I don't understand what your image means. But, all you have to show is that there exists $a,b \in \mathbb{R}$ (I suppose that you are talking about a vector subspace of $\mathbb{R}^5$) such that:

$$\begin{cases} a+b=1\\ -2a=6\\ a-b=-7\\ 2b=8 \end{cases} $$ and the solution is simple: $a=-3$ and $b=4$.

Answer 2

Your $R$ is the set $$ R = \{ (a+b, -2a, a-b, 2b) \mid a, b \in \mathbb{R} \} $$ the task is to determine, if there are real $a$ and $b$ which generate $u_5 = (1,6,-7,8)$.
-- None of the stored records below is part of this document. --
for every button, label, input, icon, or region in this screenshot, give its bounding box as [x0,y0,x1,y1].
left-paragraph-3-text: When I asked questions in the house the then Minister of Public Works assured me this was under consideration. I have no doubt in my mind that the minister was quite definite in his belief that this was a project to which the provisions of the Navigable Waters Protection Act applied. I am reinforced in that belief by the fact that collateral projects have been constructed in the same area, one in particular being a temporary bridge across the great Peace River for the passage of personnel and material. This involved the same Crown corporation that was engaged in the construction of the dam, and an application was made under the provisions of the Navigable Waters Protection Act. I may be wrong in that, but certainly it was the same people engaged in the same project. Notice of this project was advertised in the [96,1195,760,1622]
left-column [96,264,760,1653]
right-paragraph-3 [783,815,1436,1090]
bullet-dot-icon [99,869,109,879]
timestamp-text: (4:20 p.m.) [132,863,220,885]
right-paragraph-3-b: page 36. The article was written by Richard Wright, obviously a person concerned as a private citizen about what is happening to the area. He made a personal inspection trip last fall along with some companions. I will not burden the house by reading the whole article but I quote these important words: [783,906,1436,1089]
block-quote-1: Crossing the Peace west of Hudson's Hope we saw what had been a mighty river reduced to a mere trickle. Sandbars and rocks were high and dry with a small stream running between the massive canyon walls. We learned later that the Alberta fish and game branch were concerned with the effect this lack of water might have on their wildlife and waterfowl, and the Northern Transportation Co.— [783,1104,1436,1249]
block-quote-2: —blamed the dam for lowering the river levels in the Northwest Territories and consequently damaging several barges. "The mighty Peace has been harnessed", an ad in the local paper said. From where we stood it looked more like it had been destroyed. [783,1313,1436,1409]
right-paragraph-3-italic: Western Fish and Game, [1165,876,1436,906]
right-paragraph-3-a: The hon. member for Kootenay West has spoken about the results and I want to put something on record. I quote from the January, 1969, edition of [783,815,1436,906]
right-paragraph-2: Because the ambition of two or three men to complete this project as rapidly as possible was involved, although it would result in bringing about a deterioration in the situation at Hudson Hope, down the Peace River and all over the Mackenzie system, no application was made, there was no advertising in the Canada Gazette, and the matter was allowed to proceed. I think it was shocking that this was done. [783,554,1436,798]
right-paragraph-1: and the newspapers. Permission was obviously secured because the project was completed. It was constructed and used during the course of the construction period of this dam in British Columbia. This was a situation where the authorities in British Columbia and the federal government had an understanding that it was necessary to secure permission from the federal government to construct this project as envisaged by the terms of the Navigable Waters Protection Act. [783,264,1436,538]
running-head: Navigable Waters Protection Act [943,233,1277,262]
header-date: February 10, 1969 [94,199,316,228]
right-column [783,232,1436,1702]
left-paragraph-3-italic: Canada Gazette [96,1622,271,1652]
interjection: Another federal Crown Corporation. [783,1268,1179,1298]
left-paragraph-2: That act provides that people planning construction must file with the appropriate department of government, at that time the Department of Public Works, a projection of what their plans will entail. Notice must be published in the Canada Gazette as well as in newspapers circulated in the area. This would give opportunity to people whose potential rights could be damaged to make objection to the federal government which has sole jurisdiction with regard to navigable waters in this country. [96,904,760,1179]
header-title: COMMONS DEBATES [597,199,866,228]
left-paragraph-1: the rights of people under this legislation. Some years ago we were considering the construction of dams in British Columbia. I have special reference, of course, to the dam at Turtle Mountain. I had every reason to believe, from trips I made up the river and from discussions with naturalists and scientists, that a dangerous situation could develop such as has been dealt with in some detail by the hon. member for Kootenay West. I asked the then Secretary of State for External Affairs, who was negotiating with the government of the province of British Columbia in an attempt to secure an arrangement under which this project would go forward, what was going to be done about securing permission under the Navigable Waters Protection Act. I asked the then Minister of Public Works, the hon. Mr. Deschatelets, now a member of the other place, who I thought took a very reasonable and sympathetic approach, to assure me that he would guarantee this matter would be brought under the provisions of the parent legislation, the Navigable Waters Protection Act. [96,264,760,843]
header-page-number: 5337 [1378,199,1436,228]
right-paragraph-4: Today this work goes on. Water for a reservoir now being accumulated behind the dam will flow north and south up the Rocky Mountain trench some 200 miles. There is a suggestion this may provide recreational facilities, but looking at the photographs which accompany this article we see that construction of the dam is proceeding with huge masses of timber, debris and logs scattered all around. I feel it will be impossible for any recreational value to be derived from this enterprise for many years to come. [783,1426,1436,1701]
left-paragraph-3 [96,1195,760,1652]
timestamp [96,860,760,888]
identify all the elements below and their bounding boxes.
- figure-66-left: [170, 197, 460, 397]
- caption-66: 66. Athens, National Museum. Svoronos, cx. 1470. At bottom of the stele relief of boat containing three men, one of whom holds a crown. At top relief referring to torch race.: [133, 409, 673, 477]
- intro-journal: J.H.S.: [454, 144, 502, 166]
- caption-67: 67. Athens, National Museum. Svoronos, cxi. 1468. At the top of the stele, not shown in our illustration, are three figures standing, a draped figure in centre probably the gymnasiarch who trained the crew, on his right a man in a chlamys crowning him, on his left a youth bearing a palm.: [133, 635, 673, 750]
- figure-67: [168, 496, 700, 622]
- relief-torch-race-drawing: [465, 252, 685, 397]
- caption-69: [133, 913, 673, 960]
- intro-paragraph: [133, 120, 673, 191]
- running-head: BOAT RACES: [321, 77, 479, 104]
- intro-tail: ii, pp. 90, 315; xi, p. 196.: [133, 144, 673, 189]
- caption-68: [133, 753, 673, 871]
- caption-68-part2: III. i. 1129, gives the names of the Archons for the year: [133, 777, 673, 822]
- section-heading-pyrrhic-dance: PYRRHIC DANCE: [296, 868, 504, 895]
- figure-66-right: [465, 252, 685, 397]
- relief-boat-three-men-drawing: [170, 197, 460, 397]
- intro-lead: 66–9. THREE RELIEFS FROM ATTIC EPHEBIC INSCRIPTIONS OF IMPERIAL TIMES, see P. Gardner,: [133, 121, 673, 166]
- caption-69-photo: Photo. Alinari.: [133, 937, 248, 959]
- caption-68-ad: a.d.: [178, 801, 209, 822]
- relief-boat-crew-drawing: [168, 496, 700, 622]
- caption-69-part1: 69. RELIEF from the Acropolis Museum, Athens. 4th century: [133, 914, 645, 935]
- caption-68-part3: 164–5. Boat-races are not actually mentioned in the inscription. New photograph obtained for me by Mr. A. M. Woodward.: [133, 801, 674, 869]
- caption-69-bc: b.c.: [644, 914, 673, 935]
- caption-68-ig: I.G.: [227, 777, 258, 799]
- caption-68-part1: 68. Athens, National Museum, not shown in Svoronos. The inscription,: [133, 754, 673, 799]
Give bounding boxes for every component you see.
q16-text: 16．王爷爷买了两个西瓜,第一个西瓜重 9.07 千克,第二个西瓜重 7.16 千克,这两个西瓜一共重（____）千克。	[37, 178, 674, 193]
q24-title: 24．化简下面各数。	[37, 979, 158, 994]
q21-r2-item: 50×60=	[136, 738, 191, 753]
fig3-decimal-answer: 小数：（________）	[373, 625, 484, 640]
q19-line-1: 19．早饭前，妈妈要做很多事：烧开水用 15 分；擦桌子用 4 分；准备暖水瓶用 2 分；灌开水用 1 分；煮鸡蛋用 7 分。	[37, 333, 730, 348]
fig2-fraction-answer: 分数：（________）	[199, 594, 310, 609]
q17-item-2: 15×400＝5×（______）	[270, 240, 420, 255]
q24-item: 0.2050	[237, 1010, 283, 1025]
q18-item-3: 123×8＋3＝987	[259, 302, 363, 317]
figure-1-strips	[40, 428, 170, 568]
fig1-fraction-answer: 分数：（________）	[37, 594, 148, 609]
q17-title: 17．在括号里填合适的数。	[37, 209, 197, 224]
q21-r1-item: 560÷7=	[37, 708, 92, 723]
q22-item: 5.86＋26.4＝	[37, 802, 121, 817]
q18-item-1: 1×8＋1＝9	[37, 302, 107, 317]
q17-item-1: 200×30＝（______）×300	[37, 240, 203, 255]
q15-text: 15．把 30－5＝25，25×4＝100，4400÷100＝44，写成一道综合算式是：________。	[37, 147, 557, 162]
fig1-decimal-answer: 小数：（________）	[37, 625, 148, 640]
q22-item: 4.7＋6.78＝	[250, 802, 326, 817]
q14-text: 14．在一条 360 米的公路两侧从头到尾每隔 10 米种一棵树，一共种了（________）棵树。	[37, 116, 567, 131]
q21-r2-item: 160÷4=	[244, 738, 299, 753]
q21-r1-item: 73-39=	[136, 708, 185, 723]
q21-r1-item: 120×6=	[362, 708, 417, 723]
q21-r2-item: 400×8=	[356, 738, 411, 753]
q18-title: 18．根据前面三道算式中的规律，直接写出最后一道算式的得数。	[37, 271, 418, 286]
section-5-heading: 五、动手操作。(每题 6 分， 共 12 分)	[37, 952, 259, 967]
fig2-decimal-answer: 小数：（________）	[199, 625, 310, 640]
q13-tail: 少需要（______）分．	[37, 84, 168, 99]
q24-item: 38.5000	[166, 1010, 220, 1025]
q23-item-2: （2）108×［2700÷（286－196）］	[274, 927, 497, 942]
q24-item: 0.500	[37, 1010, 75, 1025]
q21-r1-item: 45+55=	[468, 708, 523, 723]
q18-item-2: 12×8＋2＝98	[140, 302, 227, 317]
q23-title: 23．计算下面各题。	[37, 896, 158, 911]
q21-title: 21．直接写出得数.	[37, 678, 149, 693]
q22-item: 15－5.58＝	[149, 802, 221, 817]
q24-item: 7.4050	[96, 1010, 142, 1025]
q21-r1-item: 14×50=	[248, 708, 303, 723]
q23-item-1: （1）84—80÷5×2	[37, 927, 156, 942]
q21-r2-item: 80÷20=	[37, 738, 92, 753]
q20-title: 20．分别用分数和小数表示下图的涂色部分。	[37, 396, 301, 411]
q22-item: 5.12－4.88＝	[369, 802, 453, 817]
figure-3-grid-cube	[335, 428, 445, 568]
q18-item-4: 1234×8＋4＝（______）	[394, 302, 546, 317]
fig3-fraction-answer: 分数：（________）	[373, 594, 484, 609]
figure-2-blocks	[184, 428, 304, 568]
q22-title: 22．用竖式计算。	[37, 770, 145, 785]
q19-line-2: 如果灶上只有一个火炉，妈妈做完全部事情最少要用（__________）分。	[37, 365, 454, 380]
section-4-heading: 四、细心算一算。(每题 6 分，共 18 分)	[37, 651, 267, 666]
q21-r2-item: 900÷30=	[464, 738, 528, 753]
This leads to the system $$ A x = y \iff \\ [A|y] \iff \\ \left[ \begin{array}{rr|r} 1 & 1 & 1 \\ -2 & 0 & 6 \\ 1 & -1 & -7 \\ 0 & 2 & 8 \end{array} \right] \to \left[ \begin{array}{rr|r} 1 & 1 & 1 \\ 1 & 0 & -3 \\ 1 & -1 & -7 \\ 0 & 2 & 8 \end{array} \right] \to \left[ \begin{array}{rr|r} 0 & 1 & 4 \\ 1 & 0 & -3 \\ 0 & -1 & -4 \\ 0 & 1 & 4 \end{array} \right] \to \left[ \begin{array}{rr|r} 1 & 0 & -3 \\ 0 & 1 & 4 \\ 0 & 0 & 0 \\ 0 & 0 & 0 \end{array} \right] $$ in the unknown $x = (a, b)^\top$, with $A$ derived from the definition of $R$ and $y = u_5^\top$.

This system has the solution $x = (a, b)^\top = (-3, 4)^\top$. So $u_5 \in R$, because there is at least one solution $x$.